The CDC website states the outbreak has caused one death, three illnesses and three hospitalizations. A CDC map shows that those who became sick from the listeria outbreak live in Texas.

The listeria outbreak is linked to “frozen, fully cooked chicken products, such as chicken strips and diced chicken, and products made with fully cooked chicken, supplied by Tyson Foods Inc.,” the CDC states.

The CDC provided the following details about the chicken products believed impacted by the listeria outbreak:

  • Shipped nationwide to retailers and institutions including hospitals, nursing facilities, restaurants, schools and Department of Defense locations
  • Products include frozen, fully cooked chicken strips, diced chicken, chicken wing sections, and fully cooked pizza with chicken
  • Products were sold under many brands including Tyson, Jet’s Pizza, Casey’s General Store, Marco’s Pizza, and Little Caesars
  • The products subject to recall bear establishment number “EST. P-7089” on the product bag or inside the USDA mark of inspection
  • See the complete list of recalled productsexternal icon, including product and date codes, on the USDA-FSIS website

The CDC asks that the public do the following:

  • Do not eat any recalled products. Throw them away or return them to where you bought them.
  • Follow these five steps to clean your refrigerator, containers, and surfaces that may have touched the recalled products. Listeria can survive in the refrigerator and can easily spread to other foods and surfaces.
  • Call your healthcare provider right away if you have these symptoms after eating recalled products:
    • If you are pregnant: Fever and muscle aches. Your illness may be mild, but Listeria can cause pregnancy loss or premature birth. It can also cause serious illness or death in newborns.
    • If you are not pregnant: Headache, stiff neck, confusion, loss of balance, and convulsions, in addition to fever and muscle aches.

The CDC asks that businesses do the following:

  • Do not serve or sell recalled products.
  • Long-term care facilities, hospitals, and other facilities that serve people at higher risk for severe Listeria illness should take extra precautions.
    • Listeria is particularly harmful to people who are 65 years or older, pregnant, or have a weakened immune system.
    • All of the sick people in this outbreak ate foods served at a long-term care facility or hospital.
  • Follow USDA-FSIS’s guidanceexternal icon to prevent the spread and growth of Listeria.

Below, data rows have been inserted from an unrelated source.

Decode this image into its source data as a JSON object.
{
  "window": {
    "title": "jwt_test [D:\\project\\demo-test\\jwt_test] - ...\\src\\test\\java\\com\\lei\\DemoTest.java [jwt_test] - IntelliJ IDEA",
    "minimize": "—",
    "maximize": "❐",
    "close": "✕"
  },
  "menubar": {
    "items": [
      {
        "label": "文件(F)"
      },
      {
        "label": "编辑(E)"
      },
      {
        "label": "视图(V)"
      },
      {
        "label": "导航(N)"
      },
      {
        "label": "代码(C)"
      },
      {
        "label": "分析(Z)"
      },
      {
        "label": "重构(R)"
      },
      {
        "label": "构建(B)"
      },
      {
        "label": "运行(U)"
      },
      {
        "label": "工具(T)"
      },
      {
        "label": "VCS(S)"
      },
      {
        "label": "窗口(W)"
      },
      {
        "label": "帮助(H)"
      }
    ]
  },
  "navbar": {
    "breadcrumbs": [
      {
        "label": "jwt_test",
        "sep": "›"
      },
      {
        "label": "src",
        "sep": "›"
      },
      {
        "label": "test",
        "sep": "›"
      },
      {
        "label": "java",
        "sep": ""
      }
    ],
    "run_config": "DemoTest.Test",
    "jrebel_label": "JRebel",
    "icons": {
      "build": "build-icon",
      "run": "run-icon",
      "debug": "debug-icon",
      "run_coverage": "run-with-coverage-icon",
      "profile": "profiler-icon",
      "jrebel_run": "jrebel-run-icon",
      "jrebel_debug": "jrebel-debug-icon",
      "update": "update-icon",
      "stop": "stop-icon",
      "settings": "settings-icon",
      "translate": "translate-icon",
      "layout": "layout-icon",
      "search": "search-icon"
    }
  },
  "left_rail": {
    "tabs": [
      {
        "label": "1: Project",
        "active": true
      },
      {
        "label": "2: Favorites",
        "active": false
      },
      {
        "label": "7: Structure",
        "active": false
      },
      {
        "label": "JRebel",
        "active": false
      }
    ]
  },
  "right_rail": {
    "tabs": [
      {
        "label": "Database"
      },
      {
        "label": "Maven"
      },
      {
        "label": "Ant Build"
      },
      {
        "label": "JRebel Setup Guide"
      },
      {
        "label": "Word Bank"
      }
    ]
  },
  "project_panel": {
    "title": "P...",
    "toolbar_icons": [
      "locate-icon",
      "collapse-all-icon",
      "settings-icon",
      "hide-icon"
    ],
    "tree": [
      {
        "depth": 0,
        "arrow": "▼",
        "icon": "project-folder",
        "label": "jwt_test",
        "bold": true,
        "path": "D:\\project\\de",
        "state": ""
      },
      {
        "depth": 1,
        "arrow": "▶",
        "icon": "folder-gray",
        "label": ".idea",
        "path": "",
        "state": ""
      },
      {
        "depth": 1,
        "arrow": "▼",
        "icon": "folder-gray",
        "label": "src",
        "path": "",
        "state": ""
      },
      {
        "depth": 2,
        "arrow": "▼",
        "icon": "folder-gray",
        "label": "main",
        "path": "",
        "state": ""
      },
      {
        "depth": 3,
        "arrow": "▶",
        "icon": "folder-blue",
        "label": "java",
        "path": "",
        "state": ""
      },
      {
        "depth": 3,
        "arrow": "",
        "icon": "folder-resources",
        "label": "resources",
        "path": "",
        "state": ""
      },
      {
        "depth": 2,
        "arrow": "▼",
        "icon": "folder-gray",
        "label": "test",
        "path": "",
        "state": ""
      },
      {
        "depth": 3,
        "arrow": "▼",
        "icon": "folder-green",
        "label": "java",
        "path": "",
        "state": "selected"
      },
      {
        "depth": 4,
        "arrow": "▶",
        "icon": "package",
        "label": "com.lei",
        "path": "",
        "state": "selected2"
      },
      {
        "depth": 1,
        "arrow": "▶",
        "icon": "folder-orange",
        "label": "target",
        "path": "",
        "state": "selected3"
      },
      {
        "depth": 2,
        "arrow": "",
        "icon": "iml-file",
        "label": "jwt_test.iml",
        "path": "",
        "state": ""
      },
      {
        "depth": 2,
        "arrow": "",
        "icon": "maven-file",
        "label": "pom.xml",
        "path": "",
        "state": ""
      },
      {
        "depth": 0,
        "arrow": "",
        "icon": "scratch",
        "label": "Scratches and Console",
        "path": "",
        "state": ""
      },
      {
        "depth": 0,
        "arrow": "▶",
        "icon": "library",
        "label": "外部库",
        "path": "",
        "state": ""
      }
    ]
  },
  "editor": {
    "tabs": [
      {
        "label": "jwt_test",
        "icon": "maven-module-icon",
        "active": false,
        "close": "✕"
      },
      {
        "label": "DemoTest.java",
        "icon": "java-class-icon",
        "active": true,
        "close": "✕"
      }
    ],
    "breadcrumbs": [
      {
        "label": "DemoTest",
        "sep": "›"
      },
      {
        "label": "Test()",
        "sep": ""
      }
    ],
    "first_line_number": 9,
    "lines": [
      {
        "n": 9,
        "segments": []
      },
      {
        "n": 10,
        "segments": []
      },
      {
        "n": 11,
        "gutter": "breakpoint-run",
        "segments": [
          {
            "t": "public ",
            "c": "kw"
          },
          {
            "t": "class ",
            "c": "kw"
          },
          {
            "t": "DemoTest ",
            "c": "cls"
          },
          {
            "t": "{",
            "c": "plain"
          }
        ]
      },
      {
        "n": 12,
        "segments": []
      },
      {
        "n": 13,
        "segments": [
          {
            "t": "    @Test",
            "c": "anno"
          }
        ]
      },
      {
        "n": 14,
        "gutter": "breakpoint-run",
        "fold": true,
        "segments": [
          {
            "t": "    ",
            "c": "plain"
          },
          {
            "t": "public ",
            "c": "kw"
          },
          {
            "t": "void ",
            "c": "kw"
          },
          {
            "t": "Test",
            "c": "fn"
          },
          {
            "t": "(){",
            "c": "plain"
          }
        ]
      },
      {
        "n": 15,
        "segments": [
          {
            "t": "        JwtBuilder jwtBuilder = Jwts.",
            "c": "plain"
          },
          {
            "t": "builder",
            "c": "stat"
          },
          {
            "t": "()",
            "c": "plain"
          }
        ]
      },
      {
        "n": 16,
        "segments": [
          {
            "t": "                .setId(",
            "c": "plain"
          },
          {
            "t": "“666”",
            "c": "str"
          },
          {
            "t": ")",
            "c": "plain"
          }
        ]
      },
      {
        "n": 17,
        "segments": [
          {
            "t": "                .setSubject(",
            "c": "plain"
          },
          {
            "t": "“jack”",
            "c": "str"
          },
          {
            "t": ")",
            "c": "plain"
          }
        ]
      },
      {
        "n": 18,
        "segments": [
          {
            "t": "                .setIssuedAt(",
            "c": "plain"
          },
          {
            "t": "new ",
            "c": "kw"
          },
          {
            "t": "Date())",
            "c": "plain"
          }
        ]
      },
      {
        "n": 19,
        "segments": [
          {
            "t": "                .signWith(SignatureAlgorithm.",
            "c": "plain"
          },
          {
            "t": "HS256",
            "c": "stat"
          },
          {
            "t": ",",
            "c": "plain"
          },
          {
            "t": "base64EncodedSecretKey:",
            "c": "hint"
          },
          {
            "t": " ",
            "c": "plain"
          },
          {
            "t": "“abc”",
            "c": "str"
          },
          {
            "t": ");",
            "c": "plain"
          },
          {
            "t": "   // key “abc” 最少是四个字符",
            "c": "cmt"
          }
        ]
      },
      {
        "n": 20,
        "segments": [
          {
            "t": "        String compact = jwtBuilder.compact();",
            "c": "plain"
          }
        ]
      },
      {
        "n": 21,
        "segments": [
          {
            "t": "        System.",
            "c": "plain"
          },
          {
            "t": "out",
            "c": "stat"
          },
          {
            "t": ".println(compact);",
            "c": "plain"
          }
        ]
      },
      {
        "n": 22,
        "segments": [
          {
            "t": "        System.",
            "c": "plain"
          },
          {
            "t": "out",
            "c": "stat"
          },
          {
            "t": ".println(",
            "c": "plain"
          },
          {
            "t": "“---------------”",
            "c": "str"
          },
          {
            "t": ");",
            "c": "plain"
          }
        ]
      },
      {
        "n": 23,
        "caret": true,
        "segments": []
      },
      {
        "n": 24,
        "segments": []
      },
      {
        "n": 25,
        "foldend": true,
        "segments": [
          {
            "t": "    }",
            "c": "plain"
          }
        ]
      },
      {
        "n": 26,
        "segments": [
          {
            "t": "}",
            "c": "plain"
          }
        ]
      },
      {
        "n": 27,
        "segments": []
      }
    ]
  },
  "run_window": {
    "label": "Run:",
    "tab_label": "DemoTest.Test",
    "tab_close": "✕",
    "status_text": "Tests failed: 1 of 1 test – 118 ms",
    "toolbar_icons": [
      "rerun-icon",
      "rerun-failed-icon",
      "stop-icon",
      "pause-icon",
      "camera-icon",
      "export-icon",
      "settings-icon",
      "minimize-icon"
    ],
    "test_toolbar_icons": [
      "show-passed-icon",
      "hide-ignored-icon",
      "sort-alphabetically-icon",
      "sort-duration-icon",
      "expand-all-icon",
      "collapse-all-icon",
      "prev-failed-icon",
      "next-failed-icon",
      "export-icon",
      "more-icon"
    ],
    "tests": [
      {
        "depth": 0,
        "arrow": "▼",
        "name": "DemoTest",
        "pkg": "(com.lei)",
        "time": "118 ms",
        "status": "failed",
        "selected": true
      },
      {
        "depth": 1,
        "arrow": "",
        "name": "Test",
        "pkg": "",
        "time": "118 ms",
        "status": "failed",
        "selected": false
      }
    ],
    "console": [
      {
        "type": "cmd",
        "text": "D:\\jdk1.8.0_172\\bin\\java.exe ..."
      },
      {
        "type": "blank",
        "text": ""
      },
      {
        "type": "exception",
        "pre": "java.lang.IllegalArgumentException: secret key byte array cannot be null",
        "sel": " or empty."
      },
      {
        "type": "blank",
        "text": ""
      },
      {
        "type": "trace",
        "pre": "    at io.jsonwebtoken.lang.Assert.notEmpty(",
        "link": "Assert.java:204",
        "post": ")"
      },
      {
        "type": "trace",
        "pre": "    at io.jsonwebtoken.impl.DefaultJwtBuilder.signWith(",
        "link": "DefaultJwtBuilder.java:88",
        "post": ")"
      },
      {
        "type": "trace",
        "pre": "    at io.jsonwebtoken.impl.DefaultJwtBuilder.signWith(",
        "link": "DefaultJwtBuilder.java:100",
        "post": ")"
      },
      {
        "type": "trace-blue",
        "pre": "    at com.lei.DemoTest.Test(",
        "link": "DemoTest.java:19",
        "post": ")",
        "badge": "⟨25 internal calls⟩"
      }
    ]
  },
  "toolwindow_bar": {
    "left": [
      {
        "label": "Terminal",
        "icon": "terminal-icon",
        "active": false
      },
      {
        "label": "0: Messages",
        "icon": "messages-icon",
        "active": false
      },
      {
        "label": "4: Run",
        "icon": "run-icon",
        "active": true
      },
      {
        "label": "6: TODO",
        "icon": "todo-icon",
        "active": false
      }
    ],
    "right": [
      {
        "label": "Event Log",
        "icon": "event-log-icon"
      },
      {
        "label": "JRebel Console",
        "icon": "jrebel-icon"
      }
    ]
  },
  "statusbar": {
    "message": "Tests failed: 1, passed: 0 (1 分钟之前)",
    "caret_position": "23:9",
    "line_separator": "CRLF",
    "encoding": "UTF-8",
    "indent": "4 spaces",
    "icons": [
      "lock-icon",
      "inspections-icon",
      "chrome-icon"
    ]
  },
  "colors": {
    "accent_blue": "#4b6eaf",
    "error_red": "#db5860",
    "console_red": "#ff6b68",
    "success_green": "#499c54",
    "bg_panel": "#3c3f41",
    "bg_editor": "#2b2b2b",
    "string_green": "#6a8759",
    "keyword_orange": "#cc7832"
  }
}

The CDC states that listeria symptoms are as follows:

  • Listeria can cause severe illness (known as invasive listeriosis) when the bacteria spread beyond the gut to other parts of the body.
    • Pregnant people, adults 65 years or older, and people with weakened immune systems are at higher risk for severe illness.
  • Symptoms of severe illness usually start 1 to 4 weeks after eating contaminated food. However, symptoms can start as late as 10 weeks after.
    • Pregnant people usually experience only fever, fatigue, and muscle aches. However, Listeria can cause pregnancy loss or premature birth. It can also cause serious illness or death in newborns.
    • People who are not pregnant may experience headache, stiff neck, confusion, loss of balance, and convulsions, in addition to fever and muscle aches.
  • Listeria can also cause common food poisoning symptoms, like diarrhea and fever. People who experience these symptoms usually recover without treatment.